Da der jüngere Angeklagte selbst gestanden hatte, nach der Grenze noch ein Stück gefahren zu sein, war für Richterin Sieglinde Tettmann klar, dass er wegen fahrlässigen und vorsätzlichen Fahrens ohne Fahrerlaubnis verurteilt wird. Erschwerend hinzu komme, dass er zahlreiche Geldstrafen nicht als Anreiz zur Besserung genommen habe, sondern immer wieder straffällig geworden sei.

Dem jungen Mann wurde deshalb eine viermonatige Freiheitsstrafe auferlegt, die zur Bewährung ausgesetzt ist. Er muss zudem 1000 Euro Bußgeld bezahlen. Die Fahrerlaubnis wird ihm für weitere 15 Monate entzogen. Sein Onkel wurde wegen vorsätzlicher Beihilfe zum Fahren ohne Fahrerlaubnis verurteilt und muss 30 Tagessätze zu 30 Euro zahlen.
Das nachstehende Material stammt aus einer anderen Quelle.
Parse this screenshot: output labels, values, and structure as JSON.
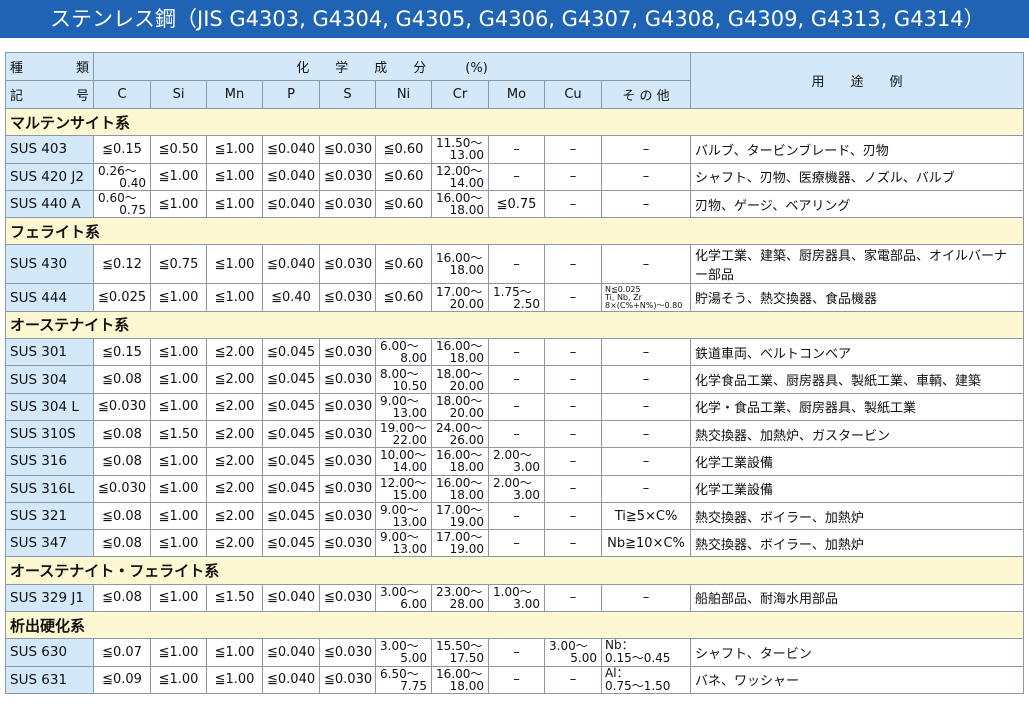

"Ich bin gefahren, es ist der Sohn meiner Schwester, ich hätte nicht erlaubt, dass er noch einmal ohne Fahrerlaubnis fährt", beteuerte der Onkel. "Ich bin nicht nach Deutschland gekommen, um gegen das Recht zu verstoßen, sondern um zu arbeiten. Keiner von uns hat gelogen", erklärte der 47-Jährig abschließend.
Binnen einer Woche müssen sich Staatsanwaltschaft und Verurteilte entscheiden, ob sie das Urteil annehmen wollen. Falls Rechtsmittel eingelegt werden, wird der Fall am Landgericht Bayreuth neu verhandelt.